I'm treating the program like an extention of grad school, you know, with me actually paying attention and focusing on the oboe this time. There are lots of concepts and a never ending list of things I could improve, but for now I'm really trying to get control of the soft entrance, both with and without tongue. Then articulating repeated notes (on scales!) focusing on the low register. And pitch - SOOOO much shame is surrounding tuning in my mind - I realize I don't really listen when I'm tuning, I just tense up and watch the needle! For the first time ever I'm trying to hear what being in tune sounds like (with the awesome just tuning available on TE Tuner).
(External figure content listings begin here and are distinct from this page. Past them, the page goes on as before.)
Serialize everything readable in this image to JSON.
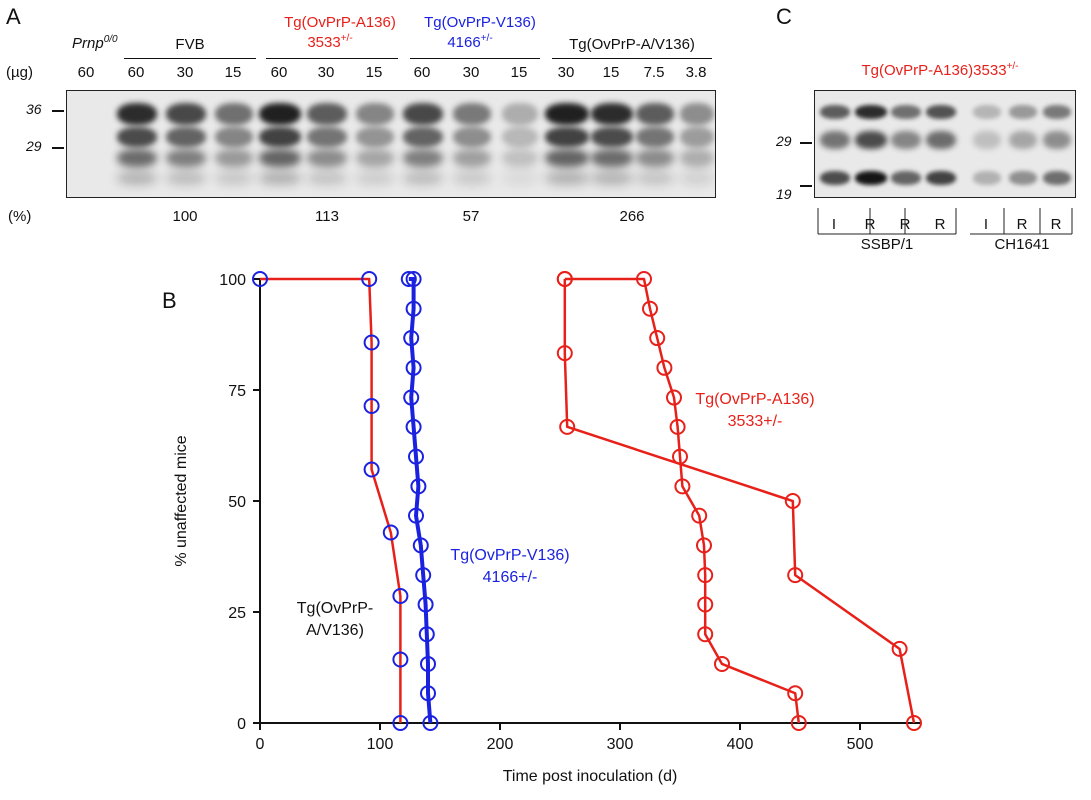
{
  "panel_a": {
    "letter": "A",
    "ug_label": "(µg)",
    "pct_label": "(%)",
    "prnp": {
      "label": "Prnp",
      "sup": "0/0",
      "lanes": [
        "60"
      ]
    },
    "groups": [
      {
        "title": "FVB",
        "sup": "",
        "line2": "",
        "line2_sup": "",
        "color": "#111111",
        "lanes": [
          "60",
          "30",
          "15"
        ],
        "percent": "100"
      },
      {
        "title": "Tg(OvPrP-A136)",
        "line2": "3533",
        "line2_sup": "+/-",
        "color": "#e8201a",
        "lanes": [
          "60",
          "30",
          "15"
        ],
        "percent": "113"
      },
      {
        "title": "Tg(OvPrP-V136)",
        "line2": "4166",
        "line2_sup": "+/-",
        "color": "#1a22e0",
        "lanes": [
          "60",
          "30",
          "15"
        ],
        "percent": "57"
      },
      {
        "title": "Tg(OvPrP-A/V136)",
        "line2": "",
        "line2_sup": "",
        "color": "#111111",
        "lanes": [
          "30",
          "15",
          "7.5",
          "3.8"
        ],
        "percent": "266"
      }
    ],
    "mw_markers": [
      "36",
      "29"
    ]
  },
  "panel_c": {
    "letter": "C",
    "title": "Tg(OvPrP-A136)3533",
    "title_sup": "+/-",
    "title_color": "#e8201a",
    "mw_markers": [
      "29",
      "19"
    ],
    "lanes": [
      "I",
      "R",
      "R",
      "R",
      "I",
      "R",
      "R"
    ],
    "groups": [
      "SSBP/1",
      "CH1641"
    ]
  },
  "panel_b": {
    "letter": "B",
    "chart_data": {
      "type": "line",
      "xlabel": "Time post inoculation (d)",
      "ylabel": "% unaffected mice",
      "xlim": [
        0,
        550
      ],
      "ylim": [
        0,
        100
      ],
      "x_ticks": [
        0,
        100,
        200,
        300,
        400,
        500
      ],
      "y_ticks": [
        0,
        25,
        50,
        75,
        100
      ],
      "series": [
        {
          "name": "Tg(OvPrP-A/V136)",
          "label_lines": [
            "Tg(OvPrP-",
            "A/V136)"
          ],
          "color": "#e8201a",
          "marker_color": "#1a22e0",
          "points": [
            [
              0,
              100
            ],
            [
              91,
              100
            ],
            [
              93,
              85.7
            ],
            [
              93,
              71.4
            ],
            [
              93,
              57.1
            ],
            [
              109,
              42.9
            ],
            [
              117,
              28.6
            ],
            [
              117,
              14.3
            ],
            [
              117,
              0
            ]
          ]
        },
        {
          "name": "Tg(OvPrP-V136) 4166+/-",
          "label_lines": [
            "Tg(OvPrP-V136)",
            "4166+/-"
          ],
          "color": "#1a22e0",
          "marker_color": "#1a22e0",
          "points": [
            [
              124,
              100
            ],
            [
              128,
              100
            ],
            [
              128,
              93.3
            ],
            [
              126,
              86.7
            ],
            [
              128,
              80
            ],
            [
              126,
              73.3
            ],
            [
              128,
              66.7
            ],
            [
              130,
              60
            ],
            [
              132,
              53.3
            ],
            [
              130,
              46.7
            ],
            [
              134,
              40
            ],
            [
              136,
              33.3
            ],
            [
              138,
              26.7
            ],
            [
              139,
              20
            ],
            [
              140,
              13.3
            ],
            [
              140,
              6.7
            ],
            [
              142,
              0
            ]
          ]
        },
        {
          "name": "Tg(OvPrP-A136) 3533+/- (short)",
          "label_lines": [
            "Tg(OvPrP-A136)",
            "3533+/-"
          ],
          "color": "#e8201a",
          "marker_color": "#e8201a",
          "points": [
            [
              254,
              100
            ],
            [
              320,
              100
            ],
            [
              325,
              93.3
            ],
            [
              331,
              86.7
            ],
            [
              337,
              80
            ],
            [
              345,
              73.3
            ],
            [
              348,
              66.7
            ],
            [
              350,
              60
            ],
            [
              352,
              53.3
            ],
            [
              366,
              46.7
            ],
            [
              370,
              40
            ],
            [
              371,
              33.3
            ],
            [
              371,
              26.7
            ],
            [
              371,
              20
            ],
            [
              385,
              13.3
            ],
            [
              446,
              6.7
            ],
            [
              449,
              0
            ]
          ]
        },
        {
          "name": "Tg(OvPrP-A136) 3533+/- (long)",
          "label_lines": [],
          "color": "#e8201a",
          "marker_color": "#e8201a",
          "points": [
            [
              254,
              100
            ],
            [
              254,
              83.3
            ],
            [
              256,
              66.7
            ],
            [
              444,
              50
            ],
            [
              446,
              33.3
            ],
            [
              533,
              16.7
            ],
            [
              545,
              0
            ]
          ]
        }
      ]
    }
  }
}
It is a process, and my gut reaction is to lower pitch ALWAYS (since so many unhelpful people said I was sharp back in the day). Well, I probably WAS sharp, but without HEARING the note come into tune it isn't helpful. I know these poor teachers didn't have time to help individuals, but wow. If anyone reading this (no one) knows of a great ear training app, I'd love to know about it.

It is my goal to start posting more, and put my progress on the path here!